Thor -- wisdom and humility contrasted with recklessness and arrogance







Director: Kenneth Branagh, 2011 (PG-13)


What do you get when you cross a classic actor-turned director with a classic comic book hero? You get a Shakespearian version of a graphic novel. Or, turning it around, you get a Norse take on Shakespeare’s “Henry V”,which is how Kenneth Branagh, that fine actor who directed Hamlet, conceptualized this motion picture adaptation of Marvel’s Thor.

The movie opens in the dead of night on the New Mexico desert. Three astrophysicists, led by Jane Foster (Natalie Portman, Star Wars 1: The Phantom Menace) are chasing some electromagnetic disturbance monitored from their RV. When they get caught up in the swirling dust raised by an intergalactic portal, they abruptly bump into a strange man: Thor (Chris Hemsworth).

After this rapid prologue, Branagh takes us to Asgard, the home of the Norse gods, as he establishes the mythology in the extended first act. We meet Odin (Anthony Hopkins, Silence of the Lambs), the king and old “all-father”, Thor, god of thunder, and his brother Loki (Tom Hiddleston), along with Thor’s band of brothers.

The themes of the story become evident from this first act: the father’s wisdom contrasted with the son’s recklessness. The former will be stable and constant, while the latter will force personal growth through Thor’s character arc.

The wisdom comes across first when Thor is young.

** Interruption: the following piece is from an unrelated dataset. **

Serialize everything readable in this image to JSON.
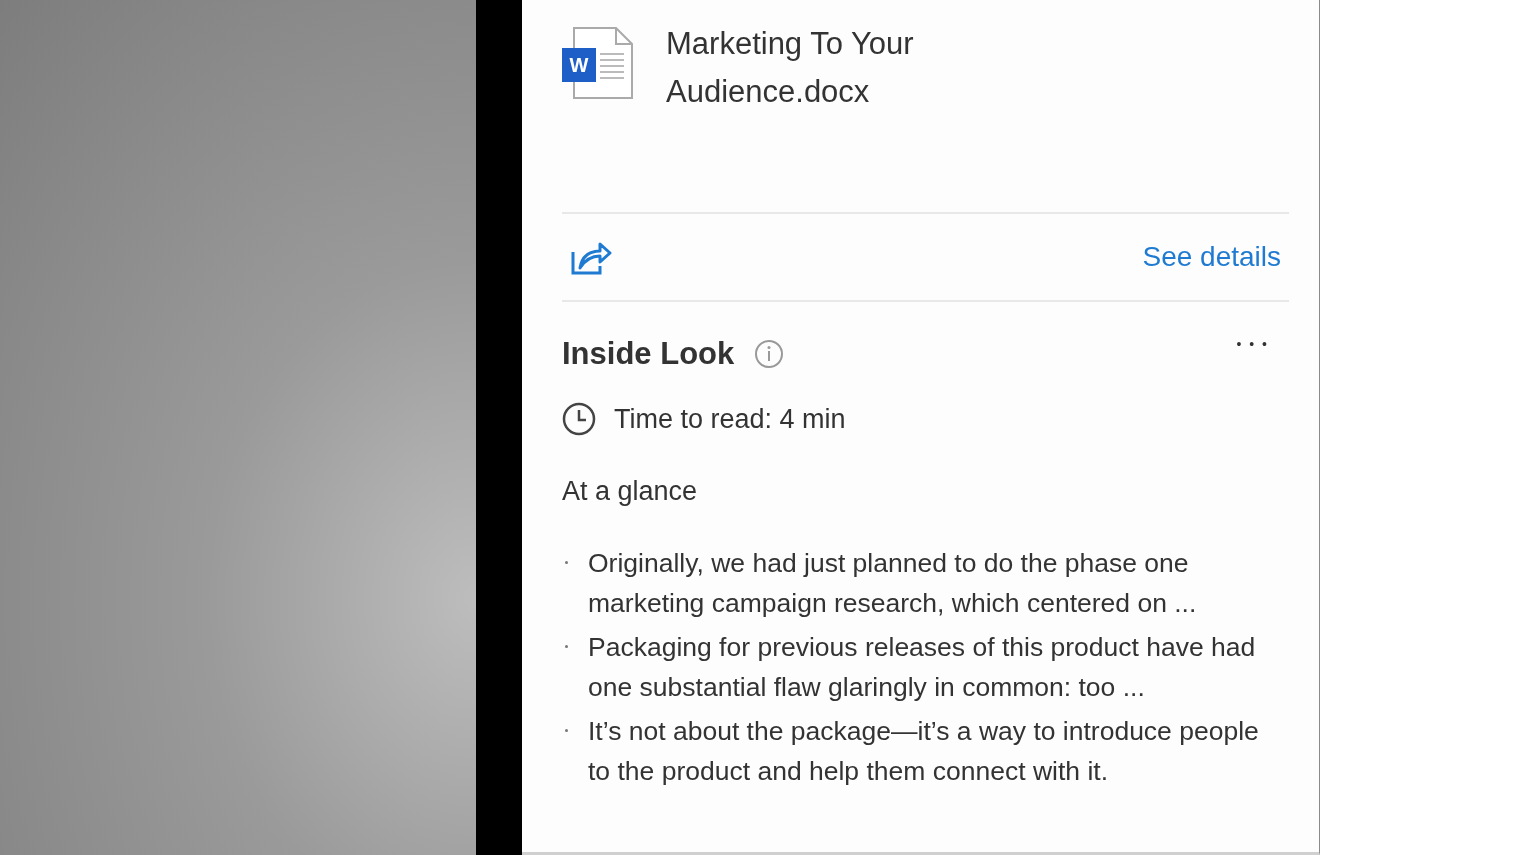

Odin tells him, “A wise king never seeks out war, but he must always be ready for it.” Odin clearly symbolizes the patriarch in a pantheon of gods. He reminds us of the Almighty God, sovereign ruler, worshiped in the Christian faith. God is the fountain of wisdom -- “wisdom and power are his” (Dan. 2:20) – and the source or giver of wisdom – “If any of you lacks wisdom, you should ask God, who gives generously to all without finding fault, and it will be given to you” (Jas. 1:5). Like Odin, he desires not to go to war, but when forced to do so, he is willing to pick up the mantle. Satan forced his hand at creation and God has been involved in a spiritual battle ever since, with the victory likely to be secured in the climactic battle at Armageddon (Rev. 19).

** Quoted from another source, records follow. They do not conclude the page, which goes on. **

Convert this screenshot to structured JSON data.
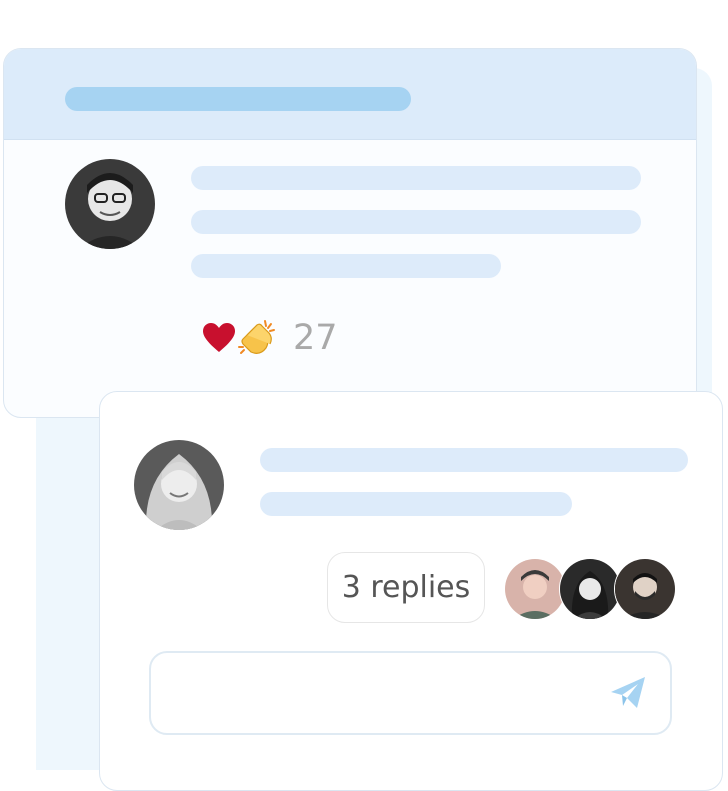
{
  "post": {
    "reactions": {
      "icons": [
        "heart-icon",
        "clapping-hands-icon"
      ],
      "count": "27"
    }
  },
  "reply": {
    "replies_label": "3 replies",
    "reply_avatar_icons": [
      "avatar-man-cap",
      "avatar-woman-dark-hair",
      "avatar-man-beard"
    ]
  },
  "composer": {
    "value": "",
    "placeholder": "",
    "send_icon": "send-icon"
  },
  "colors": {
    "header_bg": "#dcebfa",
    "header_bar": "#a6d3f2",
    "placeholder_line": "#ddebfa",
    "heart": "#c8102e",
    "clap": "#fbbf24",
    "count_text": "#a9a9a9",
    "send_icon": "#a6d3f2"
  }
}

Act one concludes when Thor in a fit of supreme recklessness takes his friends to fight against the sworn enemy, the Frost Giants, via the portal. Despite defying his father’s commands, he brings these two nations on different worlds to war. Odin, enraged, declares, “You are a vain, greedy, cruel boy!” With that, he strips Thor of his hammer, his amulets, and his power and banishes him to the realm of earth, where he is merely a ripped and cut hunk, not a superhero.

Odin’s wife Frigga (Rene Russo) comments further on Odin’s wisdom to Loki: “There’s always a purpose to everything your father does.” This is as true of his exile of Thor as his selection of Loki not to be king.

Once again, this is reminiscent of God the Father. He always has a plan. As the prophet Jeremiah declares, God has “plans to prosper you and not to harm you, plans to give you hope and a future” (Jer. 29:11) His eternal plans encompass everything from creation to culmination, including personal development for those who follow Jesus: “For those God foreknew he also predestined to be conformed to the image of his Son, that he might be the firstborn among many brothers and sisters. 3And those he predestined, he also called; those he called, he also justified; those he justified, he also glorified. (Rom. 8:29-30) He certainly does nothing without a reason and a purpose.

The second and third acts take place mostly on earth and comprise Thor coming to terms with his arrogance and recklessness. It takes a woman to help: Jane. While the fish-out-of-water aspects are touched on briefly, especially in a café scene, they are not developed. Instead, we see Thor resign himself to his fate when he finds he can no longer pick up his own hammer. This pivotal scene sets him on his knees and becomes the turning point in his growth.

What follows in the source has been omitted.